Here's where I'm going to be controversial -- that page ONLY works on a select audience. It works on the people who have been "trained" that this is is a wonderful and proper presentation.
Don't know if you remember it, but months ago on Lesley's board, someone asked for a review of a site to help increase sales and traffic. It was a long (6-10 screens full) sales letter ALA Marlon Sanders. The marketing experts on the board loved it and said to tweak only a few things. I said it was WAY too long and visually uninteresting and needed to be several pages with the main points up front -- and coworkers in this designer's office (who had no contact with the Business Gurus and their marketing material) echoed my comments.
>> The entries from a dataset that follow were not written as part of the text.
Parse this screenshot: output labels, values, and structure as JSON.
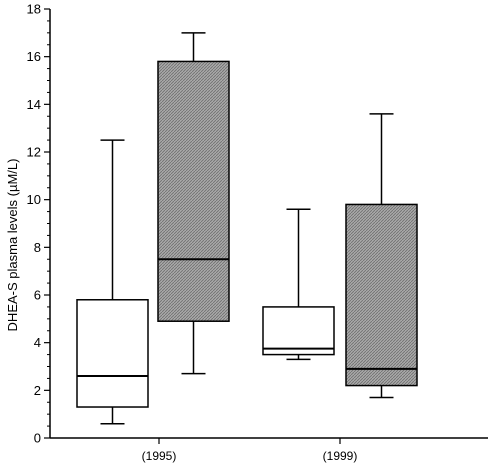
{
  "chart_data": {
    "type": "boxplot",
    "ylabel": "DHEA-S plasma levels (µM/L)",
    "ylim": [
      0,
      18
    ],
    "y_ticks": [
      "0",
      "2",
      "4",
      "6",
      "8",
      "10",
      "12",
      "14",
      "16",
      "18"
    ],
    "y_minor_step": 0.5,
    "categories": [
      "(1995)",
      "(1999)"
    ],
    "groups": [
      {
        "category": "(1995)",
        "boxes": [
          {
            "fill": "white",
            "whisker_low": 0.6,
            "q1": 1.3,
            "median": 2.6,
            "q3": 5.8,
            "whisker_high": 12.5
          },
          {
            "fill": "hatched",
            "whisker_low": 2.7,
            "q1": 4.9,
            "median": 7.5,
            "q3": 15.8,
            "whisker_high": 17.0
          }
        ]
      },
      {
        "category": "(1999)",
        "boxes": [
          {
            "fill": "white",
            "whisker_low": 3.3,
            "q1": 3.5,
            "median": 3.75,
            "q3": 5.5,
            "whisker_high": 9.6
          },
          {
            "fill": "hatched",
            "whisker_low": 1.7,
            "q1": 2.2,
            "median": 2.9,
            "q3": 9.8,
            "whisker_high": 13.6
          }
        ]
      }
    ],
    "colors": {
      "white_box": "#ffffff",
      "hatched_box": "#a9a9a9",
      "stroke": "#000000"
    },
    "grid": false,
    "legend": "none"
  }
}
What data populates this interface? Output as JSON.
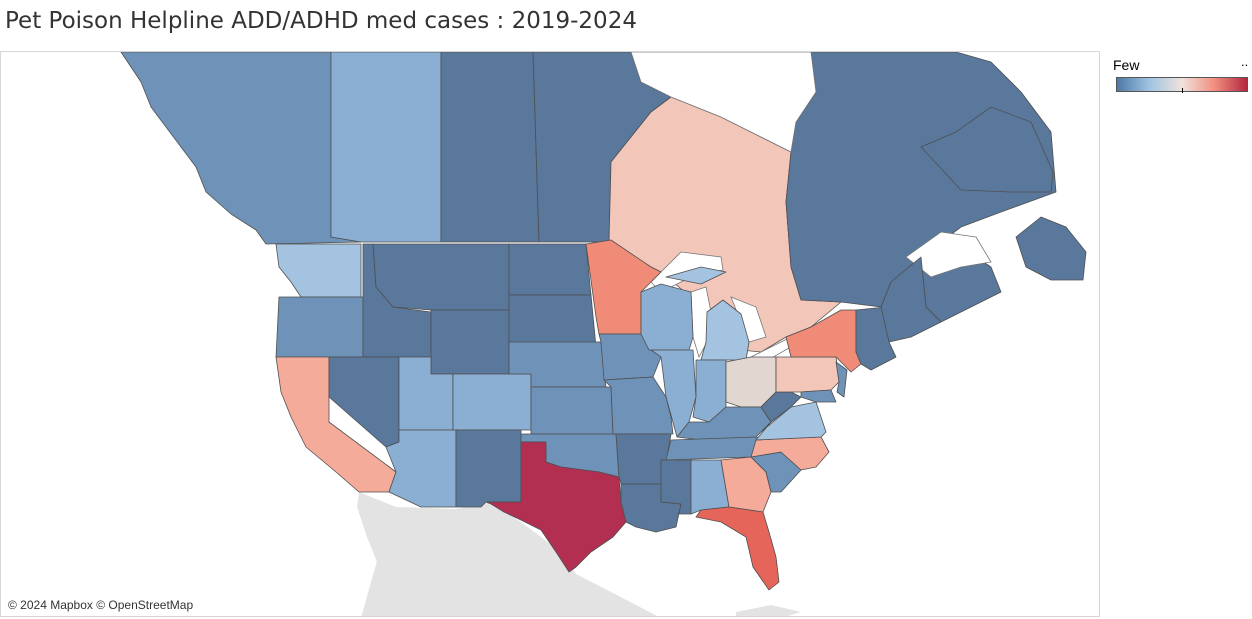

So -- if you're selling to the market that has been trained to expect this, short will be suspicious and long and filled with examples will be boring. If you're selling to others (like my grown children or my husband or a lot of other people), they expect ads to be short and sweet and want the material spread over pages and condensed and value (instead of long teasers) given. (and they want to know page counts on books, too.)
So -- my point is -- when deciding whether it's good or bad, know what your audience expects and trusts. But don't assume that the same copy will work on everyone. Put a Marlon Sanders ad in front of a buncha coding geeks and his sales will tank.